A ce moment, les ingénieurs postés aux radars s'alarmèrent.
« Capitaine ! Nous détectons une formation électronique qui vient d'apparaître à deux kilomètres. Elle semble se déplacer vers nous.
-Une seule grosse formation ?
-Je crois que non. Ça m'a tout l'air de nombreuses petites au même endroit.
-Sûrement un retour de ces robots de combat. Vous m'expliquerez ce que vous leur avez fait Federico, ils ont l'air de tenir à vous retrouver.
-Ce n'est quand même pas ma faute, répondit-elle en haussant les sourcils. Vous pensez pouvoir parlementer ?
-Si elles ont l'air ouvertes à la négociation, je n'y vois aucun inconvénient. Mais si elles chargent comme tout à l'heure, je n'aurais aucun scrupule à leur faire tirer dessus. »
Pendant qu'ils discutaient, le lieutenant Henri était au sommet de l'amas de rochers, avec une paire de jumelles. Il regarda une fois, puis deux, et les passa d'un air interloqué au major Malou. De sa position surélevée, il interpella son officier.
« Capitaine, nous avons un problème !
-Quoi encore ?
-La formation électronique. Il y a bien deux cent machines à pied qui s'avancent vers notre position.
-Deux cent ? C'est une plaisanterie ?
-Et deux choses qui ressemblent à des chars monsieur.
-Voilà autre chose, dit le capitaine en plissant les yeux.

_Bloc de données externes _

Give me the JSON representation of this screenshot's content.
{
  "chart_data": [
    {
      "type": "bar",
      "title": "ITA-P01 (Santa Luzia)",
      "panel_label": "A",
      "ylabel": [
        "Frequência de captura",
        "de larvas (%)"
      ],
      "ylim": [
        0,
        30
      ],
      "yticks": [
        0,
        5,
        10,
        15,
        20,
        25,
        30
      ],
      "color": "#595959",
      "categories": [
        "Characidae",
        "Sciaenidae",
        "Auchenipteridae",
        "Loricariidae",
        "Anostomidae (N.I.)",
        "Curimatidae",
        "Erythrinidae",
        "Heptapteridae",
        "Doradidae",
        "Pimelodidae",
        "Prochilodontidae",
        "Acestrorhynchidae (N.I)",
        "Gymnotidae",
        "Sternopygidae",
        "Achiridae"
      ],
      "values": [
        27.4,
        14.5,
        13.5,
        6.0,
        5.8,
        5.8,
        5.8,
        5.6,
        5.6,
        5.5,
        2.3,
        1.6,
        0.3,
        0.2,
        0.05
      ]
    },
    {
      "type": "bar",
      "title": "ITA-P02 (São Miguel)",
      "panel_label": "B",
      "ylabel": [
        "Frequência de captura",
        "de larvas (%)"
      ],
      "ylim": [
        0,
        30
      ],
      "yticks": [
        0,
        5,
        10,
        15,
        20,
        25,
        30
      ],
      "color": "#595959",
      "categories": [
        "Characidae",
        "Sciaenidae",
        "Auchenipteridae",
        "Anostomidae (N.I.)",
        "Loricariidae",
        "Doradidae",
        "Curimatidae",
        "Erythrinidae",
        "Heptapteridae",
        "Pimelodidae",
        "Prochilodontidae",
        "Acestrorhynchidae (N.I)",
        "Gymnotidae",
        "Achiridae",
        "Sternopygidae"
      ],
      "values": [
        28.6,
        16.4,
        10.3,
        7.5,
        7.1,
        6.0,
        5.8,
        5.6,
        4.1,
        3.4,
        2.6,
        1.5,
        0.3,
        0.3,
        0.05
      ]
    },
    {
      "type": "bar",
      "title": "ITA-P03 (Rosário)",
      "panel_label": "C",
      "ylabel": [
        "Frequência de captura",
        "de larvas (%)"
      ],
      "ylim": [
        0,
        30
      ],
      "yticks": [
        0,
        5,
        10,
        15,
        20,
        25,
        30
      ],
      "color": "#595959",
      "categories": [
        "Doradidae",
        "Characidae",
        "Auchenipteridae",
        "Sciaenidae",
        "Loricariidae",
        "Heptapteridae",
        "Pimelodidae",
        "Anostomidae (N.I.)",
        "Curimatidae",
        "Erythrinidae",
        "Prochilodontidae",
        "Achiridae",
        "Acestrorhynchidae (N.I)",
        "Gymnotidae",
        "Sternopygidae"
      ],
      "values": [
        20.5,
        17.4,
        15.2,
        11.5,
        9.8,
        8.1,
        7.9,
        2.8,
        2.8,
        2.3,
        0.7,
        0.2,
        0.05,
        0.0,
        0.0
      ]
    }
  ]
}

-Et je suis désolé de vous le dire comme ça, mais il y a une navette également.
-Une navette ?
-Elle survole les troupes mécanisées. Inutile de préciser que nous n'avions pas la place de prendre des batteries de canons anti-aériens. »
Tenson trouvait rassurant l'ironie de son camarade. Celui-ci n'était jamais désabusé par la situation. Mais il avait raison : l'expédition ne pouvait pas être préparée à cette éventualité. Le colonel Taizhong entra alors dans la conversation :
« A quelle altitude vole cette navette ?
-Pas très haut monsieur, répondit le Français. Peut-être une trentaine de mètres.
-Bien. Nous avons des mortiers. Le tir en cloche en viendra à bout. Tous à vos postes, ils vont revenir en force ! »
Une demi-heure plus tard, l'infanterie mécanisée débouchait dans la ligne de mire des Terriens. Ces derniers n'attendirent pas et ouvrirent le feu avec tout l'arsenal à leur disposition. L'un des deux chars suivait l'infanterie alors que l'autre restait derrière des rochers, à l'abri. Le canon du véhicule tira sans toucher sa cible mais le souffle projeta trois membres d'expédition. L'infanterie tirait en masse et arriva jusqu'au rempart. Plus nombreuses que lors de la première attaque, les machines réussirent à passer au-dessus des rochers et tirèrent quelques balles. Tout à coup, un bruit strident se fit entendre, semblable à un sifflet. Les machines chargèrent et sautèrent sur les Terriens pour les faire prisonniers. Au pistolet, à la pelle ou au poing, les Terriens se défendirent vigoureusement.
Soudain, une ombre apparut sur le sol du campement : la navette passait juste au-dessus. Tenson se dégagea de deux machines et ordonna à une partie de son équipe de tirer au mortier. Dans les secondes qui suivirent, trois projectiles s'élevèrent et frappèrent de plein fouet la navette, l'un d'entre eux touchant le poste de pilotage. L'engin commença à tournoyer sur lui-même et descendit rapidement derrière l'amas de rochers. Plusieurs silhouettes semblaient avoir sauté dans les rochers avant que la navette n'aille s'écraser près du char resté en soutien. Celui qui avait été engagé était d'ailleurs pris à parti de tous côtés, et une roquette l'acheva.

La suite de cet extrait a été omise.